Chapter 6:

Little Friend

Keio (9-K-O-512)

Time: Daytime, afternoon
Location: Giant spruce, top
Health: Weak but rested
Additional effects - enhanced nature-vision
Energy reserves: Somatic interface offline

The spider-rat and I spend several cosy day and night cycles in the spruce.

Using the smart-fabric as a safety net, I can already move from branch to branch quite skilfully, without spending too much energy. Juicy larvae and spicy shoots help me restore my strength – my arms are now sure enough that they don't twitch all the time, only when I'm tired or angry.

So it isn't too hard to anchor myself to a branch with one leg, diving for the softer leaves, shoots and parasitic growths.

I hoard them carefully now, as I have noticed that the lower I descend, the fewer growths I see between the shoots.

I try to use Little-Friend's thread for climbing. The thread, only half a finger thick, carries my weight well, I just need to bolster it where I attach myself so the raw fiber doesn't stick to unwanted places.

Little-Friend disappears between the lower treetops once in a while, returning with prey. Most often, it brings me huge formicas with fist-sized heads, neatly wrapped in thread cocoons. I leave the raw insects uneaten, but I carefully gather their chitin shells. I plan to make armored patches for my clothes so the smart-fabric would last longer. Little-Friend's cocoons make for good holding pouches – I put them up in a row onto fresh string and hang the pockets diagonally across my chest. That way I can carry my supplies everywhere.

As the third day dawns, I realise we can't stay in the spruce any longer. We have descended as the bark's crevices run out of larvae, reaching a drier zone. The main trunk becomes thicker, harder and more knobbly and, around it, the next circle of trunks rises up toward the sky. The soft bellies of the clouds still seem within arm's reach, but their nourishing mist doesn't reach so far.

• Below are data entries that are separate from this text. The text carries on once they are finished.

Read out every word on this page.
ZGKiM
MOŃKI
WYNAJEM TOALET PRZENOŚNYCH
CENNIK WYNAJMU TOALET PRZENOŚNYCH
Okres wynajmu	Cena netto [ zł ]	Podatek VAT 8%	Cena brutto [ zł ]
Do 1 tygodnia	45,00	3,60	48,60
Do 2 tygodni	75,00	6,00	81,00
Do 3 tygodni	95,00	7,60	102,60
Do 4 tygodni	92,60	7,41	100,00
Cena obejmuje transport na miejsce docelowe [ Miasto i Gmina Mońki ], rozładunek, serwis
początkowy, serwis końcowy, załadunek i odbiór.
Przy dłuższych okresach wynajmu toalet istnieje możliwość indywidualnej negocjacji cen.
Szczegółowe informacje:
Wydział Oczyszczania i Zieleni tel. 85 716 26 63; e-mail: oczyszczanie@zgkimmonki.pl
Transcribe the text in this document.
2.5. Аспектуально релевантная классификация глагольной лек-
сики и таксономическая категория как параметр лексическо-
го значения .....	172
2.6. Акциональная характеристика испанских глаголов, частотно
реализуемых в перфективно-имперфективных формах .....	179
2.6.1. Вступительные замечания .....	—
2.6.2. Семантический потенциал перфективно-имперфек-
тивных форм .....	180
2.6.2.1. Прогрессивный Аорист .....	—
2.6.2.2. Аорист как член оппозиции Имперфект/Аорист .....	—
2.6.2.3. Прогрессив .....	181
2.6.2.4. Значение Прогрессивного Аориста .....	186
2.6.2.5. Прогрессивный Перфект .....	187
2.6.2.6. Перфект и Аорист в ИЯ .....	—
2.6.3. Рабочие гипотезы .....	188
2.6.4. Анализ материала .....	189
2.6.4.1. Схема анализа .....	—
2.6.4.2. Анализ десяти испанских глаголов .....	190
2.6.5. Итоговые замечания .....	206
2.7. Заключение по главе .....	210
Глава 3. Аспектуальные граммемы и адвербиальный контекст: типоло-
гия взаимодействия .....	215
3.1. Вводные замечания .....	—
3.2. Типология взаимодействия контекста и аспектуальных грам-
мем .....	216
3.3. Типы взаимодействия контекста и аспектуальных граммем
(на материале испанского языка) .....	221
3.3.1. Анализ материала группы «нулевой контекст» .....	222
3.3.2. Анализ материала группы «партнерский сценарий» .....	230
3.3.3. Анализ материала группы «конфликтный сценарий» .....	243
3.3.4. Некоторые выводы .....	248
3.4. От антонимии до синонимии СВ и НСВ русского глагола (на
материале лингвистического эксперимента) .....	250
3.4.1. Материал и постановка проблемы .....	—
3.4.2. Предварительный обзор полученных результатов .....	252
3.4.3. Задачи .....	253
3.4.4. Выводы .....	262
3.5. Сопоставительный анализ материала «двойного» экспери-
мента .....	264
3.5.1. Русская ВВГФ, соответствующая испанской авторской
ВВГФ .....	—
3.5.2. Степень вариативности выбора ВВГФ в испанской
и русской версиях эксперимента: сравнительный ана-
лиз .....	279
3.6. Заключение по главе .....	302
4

The needles prick dryly as I climb along the branches and I can't seem to manage to gather enough dew. But I desperately need water, because the cloud truffles that reveal the forest's secrets and help me find food also give me a powerful thirst. And without the life support suit's systems, my waste runs uselessly down the branches. I sacrificed a piece of the smart-fabric to make a water purification pouch. But it didn't really work, not without the right filter components. The resulting liquid was so vile that in my anger, I cast the whole failed experiment down toward the ground.

Snapping my fingers, I call Little-Friend to me, I scratch it below its thorax and point: lower, we need to move lower. I don't know how it understands my wishes – after our first meeting, I haven't tried bending it to my will any more. Maybe it's just that Little-Friend is very smart.